I sit down and the dust puffs up. I cough. My eyes water. I blink and blink. Maybe I blink for a few seconds or maybe I blink for hours, but when I stop, I see rocks in the corner. Rocks from the Metaphor, and they are in my hand though I don’t quite remember reaching for them. I have to blink a few more times. It’s very confusing. I keep thinking that I’ve finally gotten used to it and then I forget again and it’s confusing again.
I turn the rocks over and over in my hands and think about how she only left rocks in places she’d probably never see again.
I sit there with the rocks in my hands until the lunch bell rigns.
It rings and keeps ringing. I put the rocks in my pocket and go to the cafeteria. I don’t remember getting there, either. I guess it doesn’t matter much. The hallways are ugly anyway.
The cafeteria is loud and full of people. It is too full of people, because I run straight into someone else.
Janie always says that my main problem is that I don’t know how to walk away from things. I think she’s wrong. Walking away isn’t the hard part. Turning around is.
I should have turned around.
I should have turned and kept my head down before Ander Cameron could see that it was me.
“You,” he said.
Me.
“What the hell did you do, you little shit?” he demands. “You two, the two of you. What the hell did you do? The police won’t fucking leave me alone because of you.”
What did I do?
What did we do?
Hell, what didn’t we do?
For a moment, it’s funny.

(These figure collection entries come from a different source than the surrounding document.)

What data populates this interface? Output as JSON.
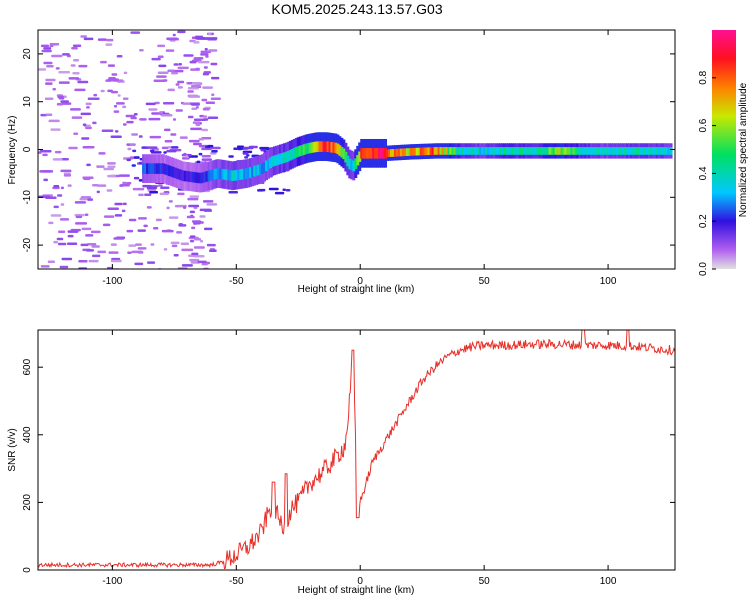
{
  "title": "KOM5.2025.243.13.57.G03",
  "colors": {
    "snr_line": "#e8302a",
    "frame": "#000000",
    "speckle": "#c9a0f0",
    "colorbar_stops": [
      "#e0e0e0",
      "#9a40e0",
      "#3010e0",
      "#00c8ff",
      "#00e060",
      "#e8e800",
      "#ff8000",
      "#ff1020",
      "#ff1090"
    ]
  },
  "chart_data": [
    {
      "type": "heatmap",
      "title": "KOM5.2025.243.13.57.G03",
      "xlabel": "Height of straight line (km)",
      "ylabel": "Frequency (Hz)",
      "xlim": [
        -130,
        127
      ],
      "ylim": [
        -25,
        25
      ],
      "xticks": [
        -100,
        -50,
        0,
        50,
        100
      ],
      "yticks": [
        -20,
        -10,
        0,
        10,
        20
      ],
      "colorbar_label": "Normalized spectral amplitude",
      "colorbar_range": [
        0.0,
        1.0
      ],
      "colorbar_ticks": [
        0.0,
        0.2,
        0.4,
        0.6,
        0.8
      ],
      "ridge": {
        "x": [
          -88,
          -80,
          -72,
          -65,
          -58,
          -52,
          -46,
          -40,
          -36,
          -30,
          -26,
          -22,
          -18,
          -14,
          -10,
          -7,
          -5,
          -3,
          0,
          5,
          10,
          20,
          30,
          40,
          50,
          60,
          70,
          80,
          90,
          100,
          110,
          125
        ],
        "frequency": [
          -4,
          -4,
          -5.5,
          -6,
          -5,
          -5.5,
          -5,
          -4,
          -2.5,
          -1.5,
          -0.5,
          0.2,
          0.6,
          0.6,
          0.3,
          -1,
          -3,
          -3.5,
          -0.8,
          -0.8,
          -0.8,
          -0.5,
          -0.3,
          -0.3,
          -0.3,
          -0.3,
          -0.3,
          -0.3,
          -0.3,
          -0.3,
          -0.3,
          -0.3
        ],
        "amplitude": [
          0.25,
          0.2,
          0.18,
          0.2,
          0.3,
          0.35,
          0.33,
          0.3,
          0.35,
          0.4,
          0.45,
          0.5,
          0.7,
          0.85,
          0.75,
          0.5,
          0.35,
          0.3,
          0.9,
          0.95,
          0.85,
          0.7,
          0.8,
          0.4,
          0.35,
          0.45,
          0.4,
          0.6,
          0.4,
          0.35,
          0.4,
          0.35
        ]
      }
    },
    {
      "type": "line",
      "xlabel": "Height of straight line (km)",
      "ylabel": "SNR (v/v)",
      "xlim": [
        -130,
        127
      ],
      "ylim": [
        0,
        710
      ],
      "xticks": [
        -100,
        -50,
        0,
        50,
        100
      ],
      "yticks": [
        0,
        200,
        400,
        600
      ],
      "series": [
        {
          "name": "SNR",
          "x": [
            -130,
            -120,
            -110,
            -100,
            -90,
            -80,
            -70,
            -60,
            -55,
            -50,
            -45,
            -40,
            -37,
            -35,
            -33,
            -30,
            -28,
            -25,
            -20,
            -15,
            -10,
            -6,
            -4,
            -3,
            -2,
            0,
            5,
            10,
            15,
            20,
            25,
            30,
            35,
            40,
            45,
            50,
            60,
            70,
            80,
            90,
            100,
            110,
            120,
            127
          ],
          "y": [
            15,
            15,
            15,
            15,
            15,
            15,
            15,
            15,
            25,
            45,
            70,
            110,
            170,
            200,
            150,
            120,
            180,
            200,
            260,
            290,
            330,
            370,
            520,
            640,
            420,
            200,
            320,
            380,
            440,
            500,
            560,
            600,
            630,
            650,
            660,
            665,
            665,
            668,
            668,
            665,
            665,
            662,
            655,
            650
          ],
          "spikes": [
            {
              "x": -35,
              "y": 260
            },
            {
              "x": -30,
              "y": 285
            },
            {
              "x": -3,
              "y": 650
            },
            {
              "x": -1,
              "y": 155
            },
            {
              "x": 90,
              "y": 710
            },
            {
              "x": 108,
              "y": 710
            }
          ]
        }
      ]
    }
  ]
}
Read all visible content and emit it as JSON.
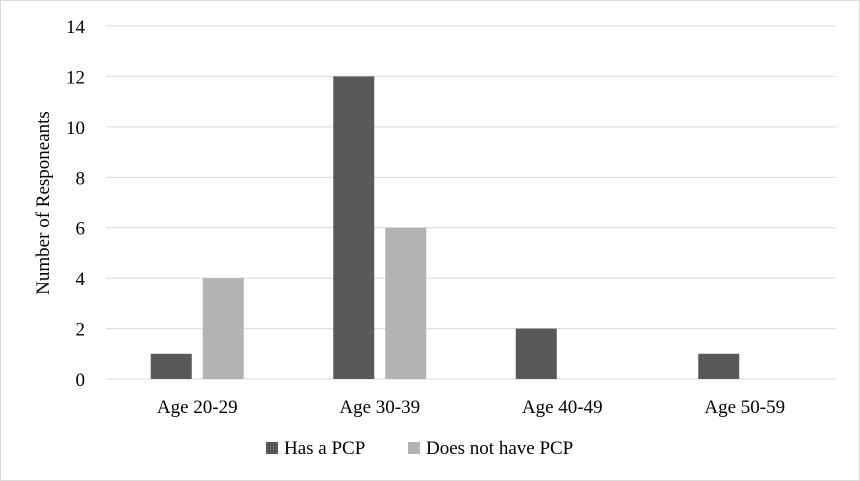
{
  "chart_data": {
    "type": "bar",
    "title": "",
    "xlabel": "",
    "ylabel": "Number of Responeants",
    "categories": [
      "Age 20-29",
      "Age 30-39",
      "Age 40-49",
      "Age 50-59"
    ],
    "series": [
      {
        "name": "Has a PCP",
        "values": [
          1,
          12,
          2,
          1
        ],
        "color": "#595959"
      },
      {
        "name": "Does not have PCP",
        "values": [
          4,
          6,
          0,
          0
        ],
        "color": "#b3b3b3"
      }
    ],
    "ylim": [
      0,
      14
    ],
    "yticks": [
      0,
      2,
      4,
      6,
      8,
      10,
      12,
      14
    ],
    "grid": true,
    "legend_position": "bottom"
  }
}
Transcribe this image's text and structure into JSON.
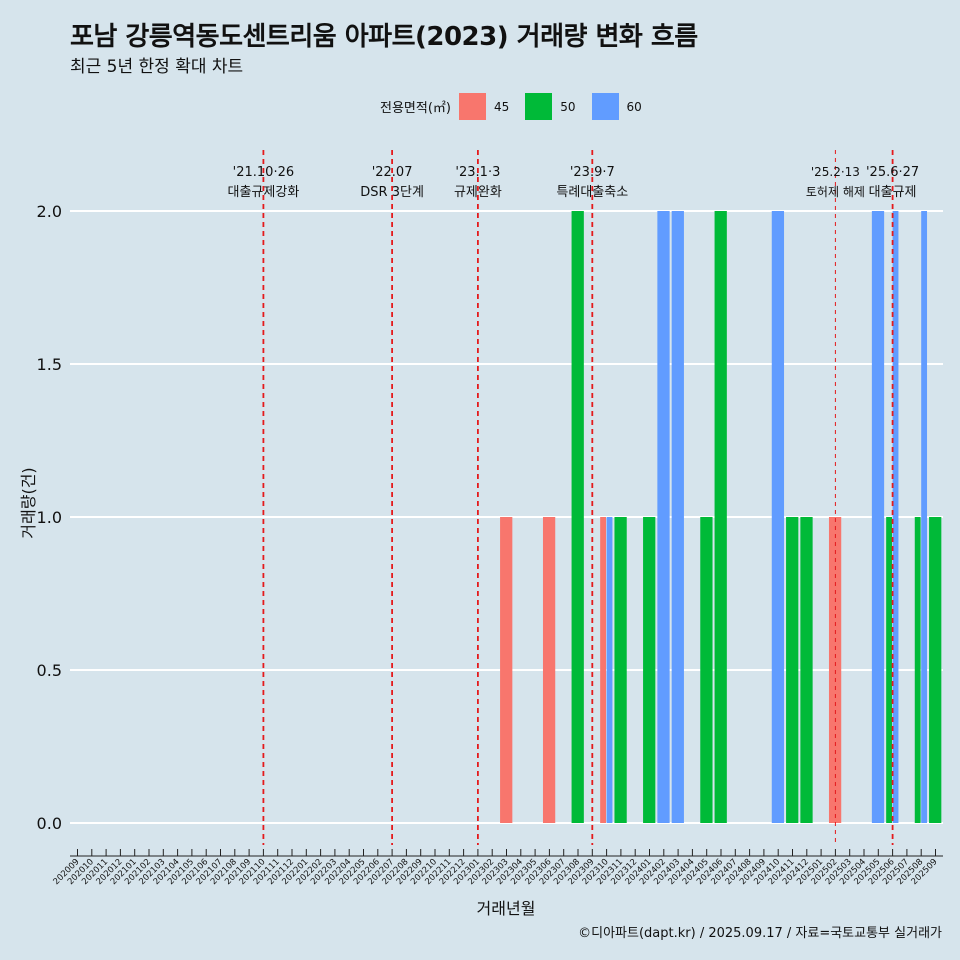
{
  "header": {
    "title": "포남 강릉역동도센트리움 아파트(2023) 거래량 변화 흐름",
    "subtitle": "최근 5년 한정 확대 차트"
  },
  "legend": {
    "title": "전용면적(㎡)",
    "items": [
      {
        "label": "45",
        "color": "#f8766d"
      },
      {
        "label": "50",
        "color": "#00ba38"
      },
      {
        "label": "60",
        "color": "#619cff"
      }
    ]
  },
  "caption": "©디아파트(dapt.kr) / 2025.09.17 / 자료=국토교통부 실거래가",
  "chart_data": {
    "type": "bar",
    "xlabel": "거래년월",
    "ylabel": "거래량(건)",
    "ylim": [
      0,
      2
    ],
    "yticks": [
      "0.0",
      "0.5",
      "1.0",
      "1.5",
      "2.0"
    ],
    "grid": "horizontal",
    "legend_position": "top",
    "categories": [
      "202009",
      "202010",
      "202011",
      "202012",
      "202101",
      "202102",
      "202103",
      "202104",
      "202105",
      "202106",
      "202107",
      "202108",
      "202109",
      "202110",
      "202111",
      "202112",
      "202201",
      "202202",
      "202203",
      "202204",
      "202205",
      "202206",
      "202207",
      "202208",
      "202209",
      "202210",
      "202211",
      "202212",
      "202301",
      "202302",
      "202303",
      "202304",
      "202305",
      "202306",
      "202307",
      "202308",
      "202309",
      "202310",
      "202311",
      "202312",
      "202401",
      "202402",
      "202403",
      "202404",
      "202405",
      "202406",
      "202407",
      "202408",
      "202409",
      "202410",
      "202411",
      "202412",
      "202501",
      "202502",
      "202503",
      "202504",
      "202505",
      "202506",
      "202507",
      "202508",
      "202509"
    ],
    "bars": [
      {
        "month": "202303",
        "area": "45",
        "value": 1
      },
      {
        "month": "202306",
        "area": "45",
        "value": 1
      },
      {
        "month": "202308",
        "area": "50",
        "value": 2
      },
      {
        "month": "202310",
        "area": "45",
        "value": 1
      },
      {
        "month": "202310",
        "area": "60",
        "value": 1
      },
      {
        "month": "202311",
        "area": "50",
        "value": 1
      },
      {
        "month": "202401",
        "area": "50",
        "value": 1
      },
      {
        "month": "202402",
        "area": "60",
        "value": 2
      },
      {
        "month": "202403",
        "area": "60",
        "value": 2
      },
      {
        "month": "202405",
        "area": "50",
        "value": 1
      },
      {
        "month": "202406",
        "area": "50",
        "value": 2
      },
      {
        "month": "202410",
        "area": "60",
        "value": 2
      },
      {
        "month": "202411",
        "area": "50",
        "value": 1
      },
      {
        "month": "202412",
        "area": "50",
        "value": 1
      },
      {
        "month": "202502",
        "area": "45",
        "value": 1
      },
      {
        "month": "202505",
        "area": "60",
        "value": 2
      },
      {
        "month": "202506",
        "area": "50",
        "value": 1
      },
      {
        "month": "202506",
        "area": "60",
        "value": 2
      },
      {
        "month": "202508",
        "area": "50",
        "value": 1
      },
      {
        "month": "202508",
        "area": "60",
        "value": 2
      },
      {
        "month": "202509",
        "area": "50",
        "value": 1
      }
    ],
    "events": [
      {
        "month": "202110",
        "date": "'21.10·26",
        "label": "대출규제강화",
        "style": "bold"
      },
      {
        "month": "202207",
        "date": "'22.07",
        "label": "DSR 3단계",
        "style": "bold"
      },
      {
        "month": "202301",
        "date": "'23.1·3",
        "label": "규제완화",
        "style": "bold"
      },
      {
        "month": "202309",
        "date": "'23.9·7",
        "label": "특례대출축소",
        "style": "bold"
      },
      {
        "month": "202502",
        "date": "'25.2·13",
        "label": "토허제 해제",
        "style": "thin"
      },
      {
        "month": "202506",
        "date": "'25.6·27",
        "label": "대출규제",
        "style": "bold"
      }
    ]
  }
}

I smile by accident.
Ander Cameron takes another step toward me and swings his fist at my face. It connects with my jaw. My tray goes flying and so do I.
In researching for my stupid senior project on apocalypses, the only thing I really found interesting was all of the different ways people think the world is going to end. I read Wikipedia pages and collected catastrophes. An enormous snake is going to swallow the world. Fire and brimstone is going to fall from the sky. Freezing. Flooding. Four horsemen and a whore. Falling stars and empty oceans.
It doesn’t end like that, though.
What it actually feels like when the world explodes, the instant it explodes, is nothing.
The explosion doesn’t hurt at all. It doesn’t hurt until you hit the ground.
Again.
My head cracks on the linoleum and my tray lands on my face and the soup is in my nose. Somewhere above me Ander Cameron is telling the unlucky bastard on lunch duty that I slipped, and perhaps for the first time in his life, no one backs him up. The monitor drags him away, but I am still on the floor.
I understand why Janie did the things she did. I understand why she wanted everyone to like her.
It sure as hell beats this.
There are people all around me, and it’s hard to focus on most of them. I think Dewey must be there, because someone has been swearing for the last five minutes. I look around, and around, and I see Piper. She hangs back with fingers pressed to white lips.
Janie would never have done that. She would never stand back and watch. Janie would have been brimming with wrath. For her friends, she would have done anything. Anything. She didn’t kick or punch. She flayed, slowly, with eyes too bright.
Sorry, I tell her. Sorry you made such shitty friends.
Something moves above me and I figure it’s someone else telling me to get up, but it’s not. It’s Janie.
“God,” she says. She sits on one of the tables and grips the edge, legs swinging. She looks at me. “So many assholes. Asshole here and an asshole there. Old Waldo had a farm and called it high school.”
She jumps off the table and lands beside me. Her head is cocked to the side and her hair is spilling across her collarbones. I wait for her to reach out a hand and pull me up. She doesn’t.
What she does is lie down beside me, so that we’re both on the floor in the spilled soup. Her fingertips reach out to brush mine, and I pull away because my hands are still covered in clay dust. She would freak if she knew I’d been in her studio.
We just lie there.
Neither of us helps the other up.
Eventually the lunch monitor does get me up. She sends me to the nurse, who tells me to call my dad to take me home, or maybe to the hospital in case my stitches have split again. I pretend to talk to him, and go to the lobby to wait.
I wait until no one is watching me and then I walk out the door, and keep walking.
It has stopped raining.
I walk through the park, which takes me a street over from my house. But I keep walking. The quarry is only 0.72 miles from our houses. Her old house and my house. Really, the new one was just down the street.
It starts raining again. It’s okay. We’ve always liked water. No, that’s not right. Janie loved fire. She loved markers and rocks and fire. I like water, though. I like the way it waits, and when you touch it, it both moves away and clings to your finger. I like the way it rises, like memory, or fear. You told me once that I was made of water, I think. I don’t remember. I don’t remember again but
what if
it just
doesn’t
matter?
My head hurts.
My head hurts a lot and the world is spinning because of it. By the time I get to the quarry, it has turned upside down twice.
I have to sit down or I’ll puke on the Metaphor, except—oh, of course. It isn’t there anymore.